Mis familiares fallecieron a temprana edad y ese choclo existencial comenzó a desgranarse a comienzos de mil novecientos cincuenta y siete. Fue cuando murió mi abuelo paterno, a la edad de 59 años, lo que hoy escandalizaría a muchos adultos que posiblemente ya están en una nueva relación luego de un matrimonio frustrado o acaso proyectan iniciar una aventura de escalamiento, incluido el Everest o una gran corrida por Nueva York o, ¿por qué no? desafiar a esos furiosos toros de Pamplona.
Una década más tarde, uno de mis tíos políticos falleció a la casi juvenil edad de 42 años, víctima de la prodigalidad de un vicio que hoy más más me huele a un programado suicidio, aunque a lo mejor él sólo aspiraba a embriagarse en silencio y sin compañía.

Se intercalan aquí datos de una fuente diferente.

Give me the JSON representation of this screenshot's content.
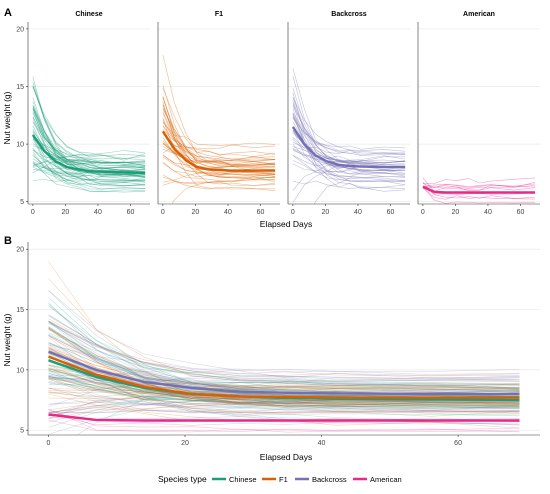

Él era un ser muy pacífico, hogareño y de gran simpatía, una de esas personas livianas que se hacen queribles por el simple motivo de tener poca o ninguna injerencia en la vida de los demás, salvo por el parentesco, que a veces se confunde con la blandura del saludo a la pasada y de su propia intrascendencia cotidiana. Su afición, o su evasión de beber grandes cantidades de vino tinto, trasegado con mirada melancólica pudo ser inspiración para crear mundos diferentes. Y esa fue su panacea para irse a tan temprana edad de esta vida, que se le apagó de golpe.
Mi abuelo materno se fue a los sesenta y ocho años, en la antesala de sus años dorados, tan pregonados hoy por las aseguradoras y administradoras de pensión. Vivió y amó como quiso y es posible que hubiese durado el doble, salvo por el vicio del licor, que le puso fecha de término a sus grandes dotes de conquistador. Se casó ya bien maduro, ya que la viudez temprana le obligó a cuidar de sus hijos sin intermediarias. En eso fue noble y abnegado. Gustaba del servicio público, del contacto con sus pares y como era bien encarado, las féminas le rondaban. Pero, a la edad en que hoy muchos se proyectan con nuevas tareas y metas, él dobló el asta y se fue de este mundo en medio de lágrimas y vítores.
Todo este prolegómeno lo hago ante una noticia que leí hoy y que habla que Chile es el segundo país con más esperanza de vida después de Canadá, con 85,5 años promediados. Y eso no sé si me suena a epifanía o a maldición, considerando que muchos de esos provectos personajes cargarán por una gran porrada de inviernos sobre sus esqueletos famélicos, coleccionando miserias, enfermedades y privaciones. Hay algo discordante en todo esto, considerando que las pensiones de vejez son miserables para la gran mayoría, la vejez carece de oportunidades en la sociedad, es estigmatizada, arrinconada, escondida. Existe un culto a la juventud, no hay modas ni espacios que incluyan a los viejos, que condescendientes, sólo sonríen con tristeza cuando se les denomina integrantes connotados de los años dorados.
Y no puedo evitar recordar a esos parientes difuntos, que vivieron en una época en que al parecer la vida se saboreaba y se disfrutaba y hayan sido cuarenta y dos, cincuenta y siete o sesenta y ocho los años que estuvieron en esta tierra, no creo que se hayan ido disgustados con la vida, porque mal que mal y cada uno a su manera, la disfrutaron o la abandonaron en la plenitud y en el hartazgo, tan rozagantes e incluso más vivos que esos ancianos que hoy languidecen en sus carencias.